Since existing tools have cut short amid the pandemic, a team of U.K. researchers developed a pragmatic risk stratification score. The data was collected from more than 35,000 adults with COVID-19 that were admitted to 260 hospitals between 6 February and 20 May 2020.
Some of the information collected were age, sex, the number of pre-existing conditions, the respiratory rate on admission, and the results of two blood tests. These were then used to give a score ranging from 0-21 points.
For example, those with a score of 15 or more had a 62% chance of mortality compared to those with a score of three or less, which had 1%. Those who scored nine or more were at a high risk of death, “which could prompt aggressive treatment, including the initiation of steroids and early escalation to critical care if appropriate”, the researchers wrote. Those with a 1%mortality rate were found to “be suitable for management in the community”

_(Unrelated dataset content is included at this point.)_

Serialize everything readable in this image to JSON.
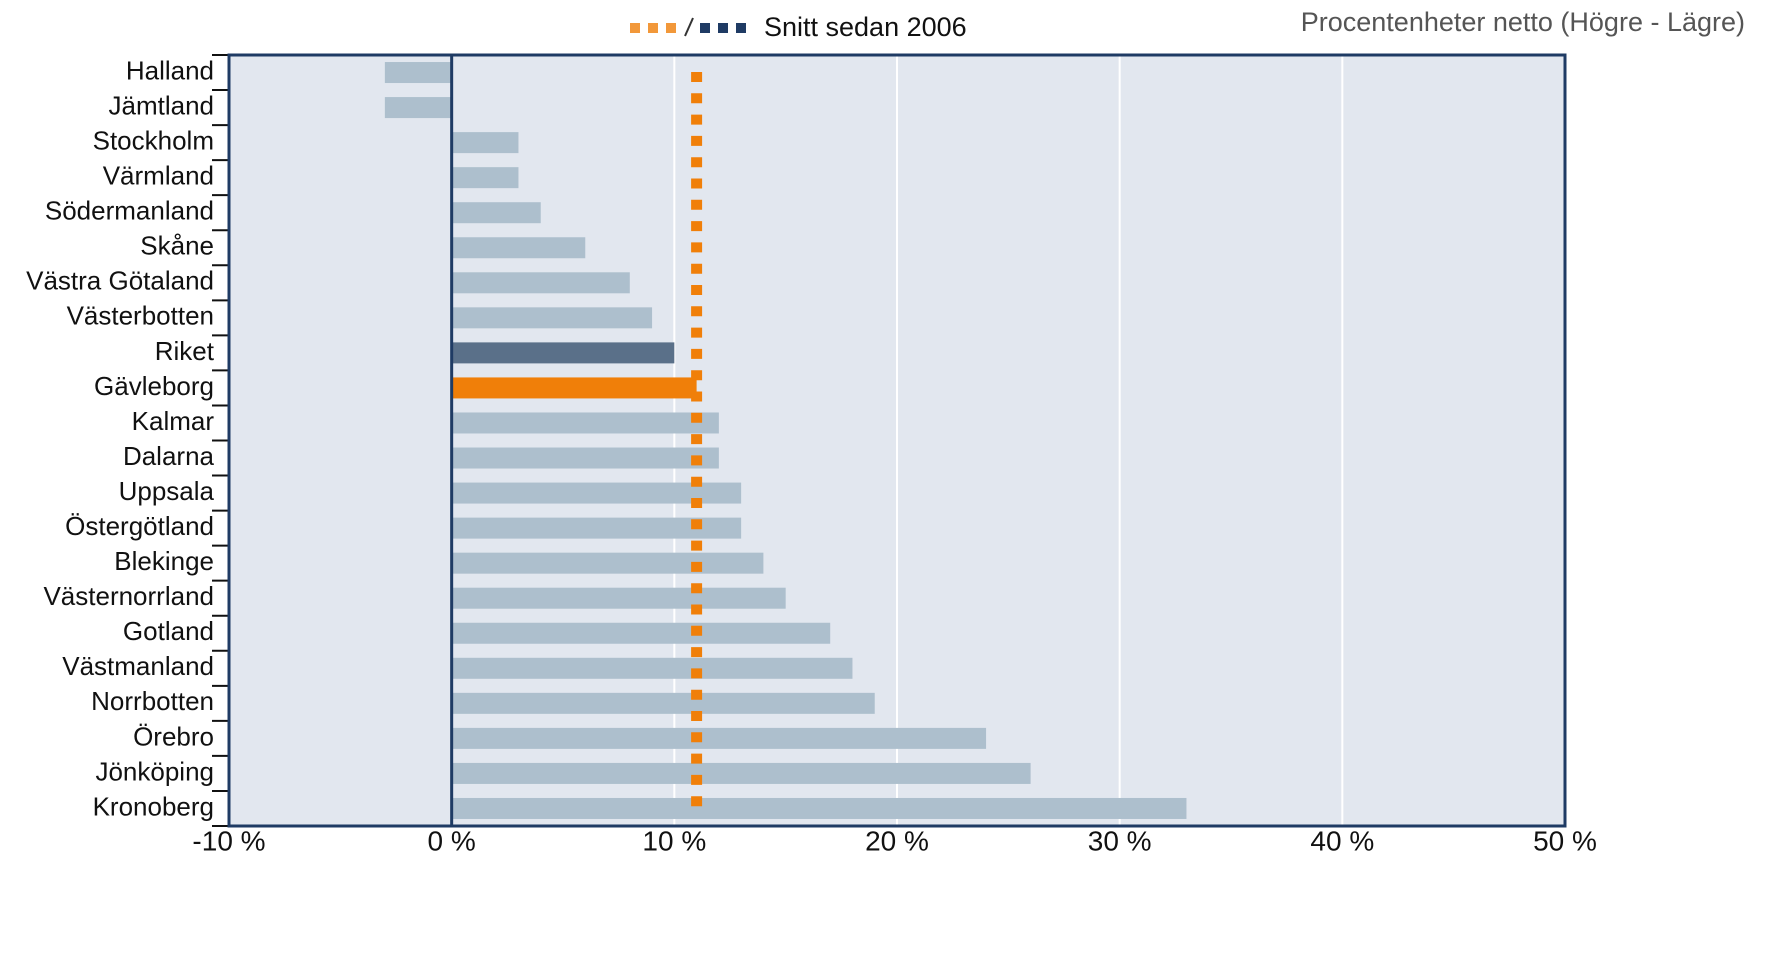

From the end of May to the end of June 2020, the tool was tested and confirmed to be accurate after being used on another 22,000 patients, confirming the good news.
According to Dr. Stephen Knight, co-lead author and NIHR Clinical Research Fellow at the University of Edinburgh, “This accurate and simple risk identification tool, applicable across all groups within society, will help detect at-risk individuals quickly on arrival to [the] hospital. As importantly, we will be able to reassure and potentially treat at home those patients who fall within the low-risk group.”
The study was published in the latest issue of the British Medical Journal.